I dig into a side pocket in my purse and hand her a thumb drive.
She takes it, looking at it with disdain. It’s part of the routine: I give her a thumb drive every time and every time she regards it like a diseased object. “Hmm. You couldn’t bother to print it out?”
“I don’t have a printer.”
She snorts, then slips it into her vast purple purse. “I want this book done soon. One more month at the most. You need to work on the next chapters. And make them tawdry. Make them sordid. Make them as lurid as they can be.” I inhale sharply. This woman is sick. “Then, give her the redemption she doesn’t deserve,” Miranda adds in her cool, calculating voice.
I stand up, eager to play even a lowly two of clubs in the form of leaving first. “I’m late for my British lit class.”
“You can expect a followup from me sometime this week.”
“Sometime, like anytime?”
She shrugs smugly. “Perhaps any day of the week.”
Rule Number Three: Know when to bluff.
“If you don’t tell me the day, I’ll tell my mom everything.” She may hold most of the cards, but the thing about blackmail is everyone has something to lose. Including Miranda. I don’t want my mom to know about the book she’s forcing me to write anonymously, but she doesn’t want my mom to know she’s making me write it either.
She purses her lips. “I’ll email you.”
“I can’t wait.”
As I scoot out of the pew, she grabs my wrist and her pink nails dig into my skin. I fantasize about brandishing my field hockey stick and whacking her upside the head. There’d be a brilliant gash across her forehead. Blood would ooze into her blue eyes and leave a sticky trail in her blond hair.
“Don’t. Sass. Me,” she says in a low hiss, determined to have the last word.
I yank my wrist from her, clamp my lips together and let her have what she wants. My silence.
I leave, but I don’t go to British lit, because I don’t have classes today. I have a dinner at my mom’s house. It is date night with a new man, and so she needs me there. She always needs me. And I need her.
Page 3…
It’s been my mom and me as long as I can remember. I don’t remember much about my dad, so this story won’t be about him. All my memories are of my mom, starting with how unhappy she was after my dad walked out when I was six.
My mom was miserable for more than a year. She cried late at night, deep tears that could fill rivers and overrun their banks. She thought I was asleep, blissfully in dream land and unaware of her pain. But I heard her phone calls with friends, her “what did I do wrong” pleas, and her desperate, endless self-doubt. She missed the bastard, against her better judgement.
She tried to hold it together during the days, but I’d still find her crying in her cereal, or wandering aimlessly around the apartment, sniffling, and missing, and hurting.
“Don’t cry, mom,” I’d tell her, and she’d wrap me in a tight embrace.
“I won’t, darling. I have you to make me happy.”
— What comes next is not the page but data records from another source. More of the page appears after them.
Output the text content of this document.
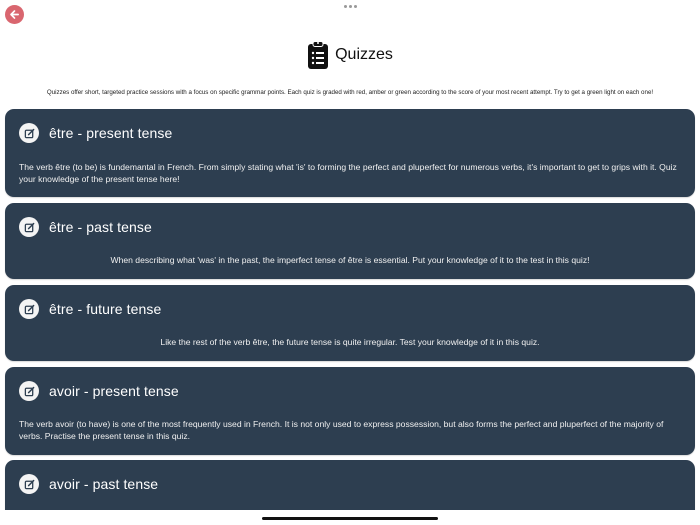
Quizzes

Quizzes offer short, targeted practice sessions with a focus on specific grammar points. Each quiz is graded with red, amber or green according to the score of your most recent attempt. Try to get a green light on each one!

être - present tense

The verb être (to be) is fundemantal in French. From simply stating what 'is' to forming the perfect and pluperfect for numerous verbs, it's important to get to grips with it. Quiz your knowledge of the present tense here!

être - past tense

When describing what 'was' in the past, the imperfect tense of être is essential. Put your knowledge of it to the test in this quiz!

être - future tense

Like the rest of the verb être, the future tense is quite irregular. Test your knowledge of it in this quiz.

avoir - present tense

The verb avoir (to have) is one of the most frequently used in French. It is not only used to express possession, but also forms the perfect and pluperfect of the majority of verbs. Practise the present tense in this quiz.

avoir - past tense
After endless days and nights like that, she started to heal, to let go, and eventually the sobfests died down.
Then she was ready to start over. To carve out her new happy.
Dave was the first after my dad. I was in third grade, and Dave spent many nights at our house. He had a son one year older than me. Sometimes, when Dave visited in the evenings, my mom told us to play together. She and Dave wanted to chat and have some time alone.
“I’m happy again,” she’d whisper to me before she closed the door to her room. “Isn’t it great to see me happy?”
“Yes, mom.”
“You’ll play with Dave’s son. That would make me so happy right now.”
His son was nine, I was eight. We played Monopoly.
Technically, I count Dave’s son as the first time my mom set me up with someone. Not that anything happened with him. But that’s how it all started, and this is the story of how I became a high-priced virgin call girl by the time I was a senior in high school. Kick back, grab a glass of wine, and prepare for the sordid, salacious tale of how I became Layla.
(Names have been changed to protect the innocent. Innocent? Ha. As if anyone is.)